This project focuses on predicting customer churn for a Direct-To-Home (DTH) service provider, faced with high competition and customer retention costs. By leveraging machine learning models, the project aims to identify potential churners and suggest targeted offers to retain them effectively.
This project includes several key documents and files, all of which are essential for a comprehensive understanding of the project and its outcomes:
- Uploaded Files: Raw datasets used for analysis
- Python Notebook: Jupyter notebook containing all scripts for data cleaning, EDA, and model building
- Business Presentation Report: Detailed report outlining the business understanding, model findings, and strategic recommendations
- Detailed Project Report: Extensive report covering all aspects of the project including methodology, code, and insights
- Project Background
- Data Overview
- Exploratory Data Analysis (EDA)
- Model Building
- Model Performance
- Business Insights and Recommendations
- Contributors
- License
The DTH industry's churn rate stands at 14-16%, with the company experiencing a churn rate of 16.84%. This project was undertaken to reduce churn by predicting potential churners using data-driven insights and implementing targeted retention strategies.
- Develop a churn prediction model that can accurately predict potential churners.
- Provide clear and actionable retention strategies to reduce customer churn.
- Enhance the company's revenue by improving customer retention rates.
The dataset includes data from 11,260 unique customer accounts with 19 attributes, such as account tenure, service scores, and payment methods. Data preprocessing involved handling missing values, removing duplicates, and feature engineering to ensure data quality for model training.
We conducted a comprehensive EDA to understand the factors contributing to churn. Key findings include:
- High churn rates among new customers.
- Significant impact of customer service interactions on churn likelihood.
- Variations in churn rates across different payment methods and customer demographics.
We employed various machine learning models including Logistic Regression, XGBoost, and Random Forest. The XGBoost model was tuned to optimize for precision and recall, proving to be the most effective in predicting churn.
Model | Accuracy | Precision | Recall | F1-Score |
---|---|---|---|---|
Logistic Regression | 85% | 80% | 78% | 79% |
Random Forest | 88% | 83% | 85% | 84% |
XGBoost | 92% | 90% | 91% | 90.5% |
The final model achieved a recall of 91%, helping us to accurately identify potential churners.
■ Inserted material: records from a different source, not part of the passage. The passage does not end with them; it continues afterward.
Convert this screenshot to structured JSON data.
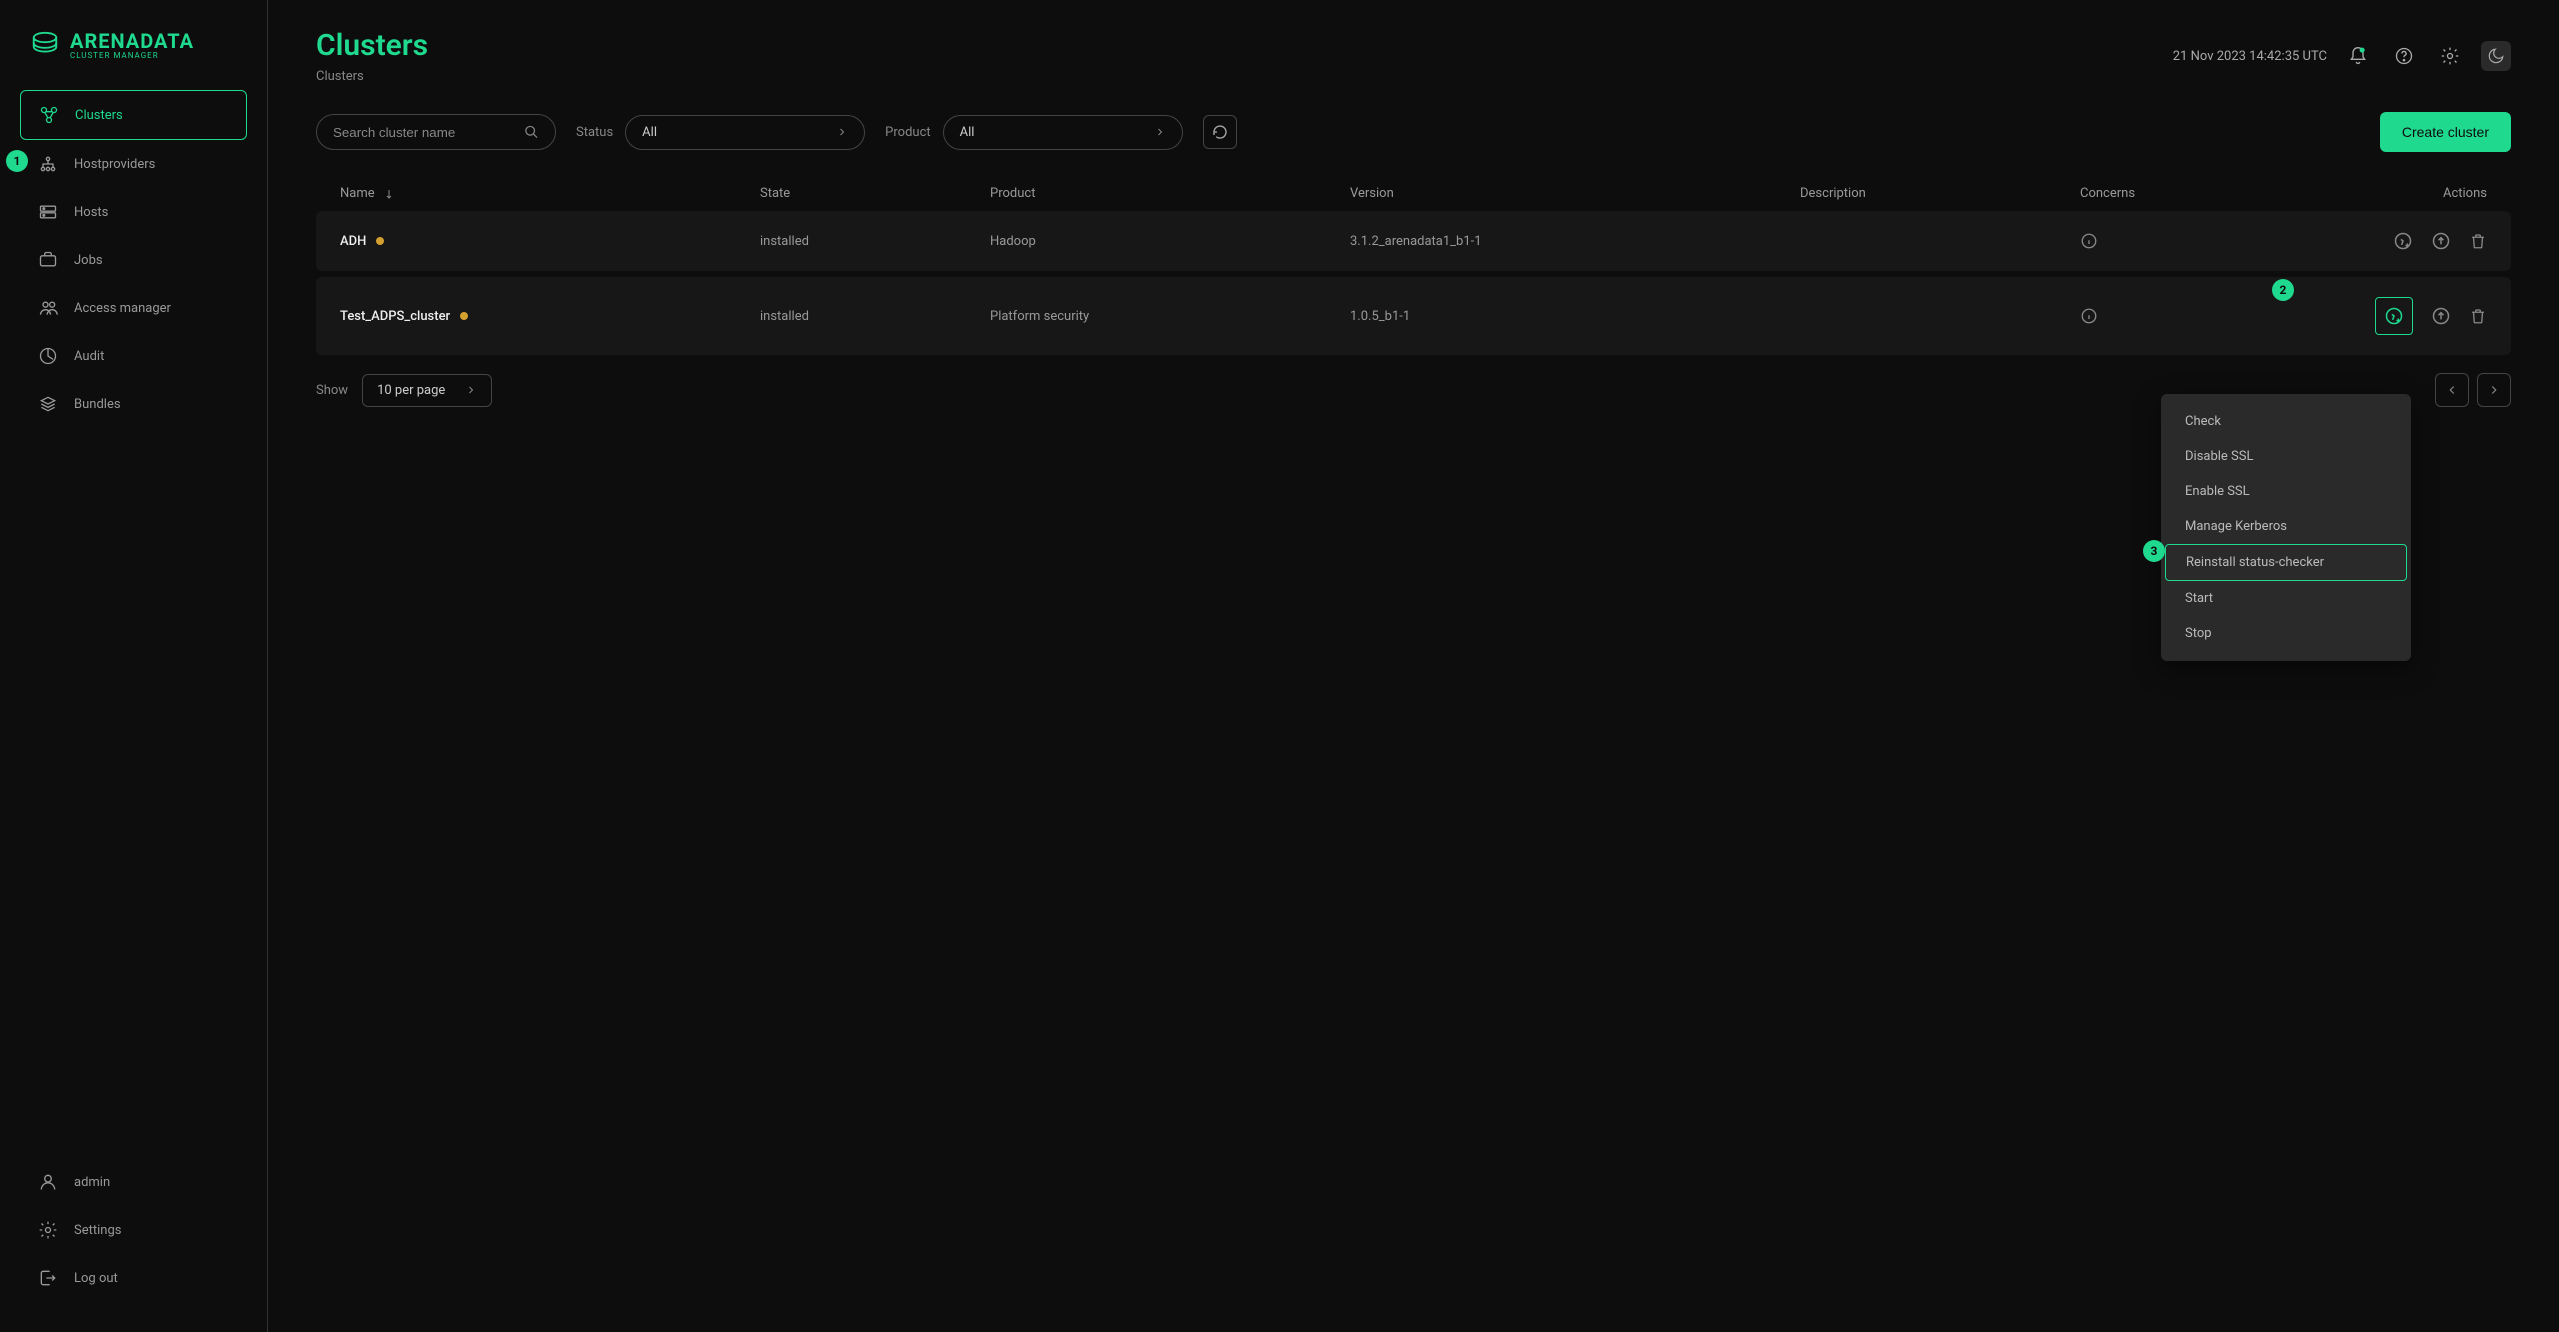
{
  "brand": {
    "name": "ARENADATA",
    "subtitle": "CLUSTER MANAGER"
  },
  "header": {
    "title": "Clusters",
    "breadcrumb": "Clusters",
    "datetime": "21 Nov 2023  14:42:35  UTC"
  },
  "sidebar": {
    "items": [
      {
        "label": "Clusters",
        "active": true
      },
      {
        "label": "Hostproviders",
        "active": false
      },
      {
        "label": "Hosts",
        "active": false
      },
      {
        "label": "Jobs",
        "active": false
      },
      {
        "label": "Access manager",
        "active": false
      },
      {
        "label": "Audit",
        "active": false
      },
      {
        "label": "Bundles",
        "active": false
      }
    ],
    "footer": [
      {
        "label": "admin"
      },
      {
        "label": "Settings"
      },
      {
        "label": "Log out"
      }
    ]
  },
  "toolbar": {
    "search_placeholder": "Search cluster name",
    "status_label": "Status",
    "status_value": "All",
    "product_label": "Product",
    "product_value": "All",
    "create_label": "Create cluster"
  },
  "table": {
    "columns": {
      "name": "Name",
      "state": "State",
      "product": "Product",
      "version": "Version",
      "description": "Description",
      "concerns": "Concerns",
      "actions": "Actions"
    },
    "rows": [
      {
        "name": "ADH",
        "state": "installed",
        "product": "Hadoop",
        "version": "3.1.2_arenadata1_b1-1",
        "description": ""
      },
      {
        "name": "Test_ADPS_cluster",
        "state": "installed",
        "product": "Platform security",
        "version": "1.0.5_b1-1",
        "description": ""
      }
    ]
  },
  "pager": {
    "show_label": "Show",
    "per_page": "10 per page"
  },
  "actions_menu": {
    "items": [
      "Check",
      "Disable SSL",
      "Enable SSL",
      "Manage Kerberos",
      "Reinstall status-checker",
      "Start",
      "Stop"
    ],
    "highlight_index": 4
  },
  "callouts": {
    "c1": "1",
    "c2": "2",
    "c3": "3"
  }
}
The model's performance insights are crucial for implementing effective customer retention strategies.
- Enhance Customer Onboarding: Improving the initial customer experience to reduce early churn.
- Optimize Customer Service: Tailoring customer service efforts based on individual service scores and feedback.
- Customized Retention Offers: Using predictive insights to offer customized retention plans that address specific customer needs.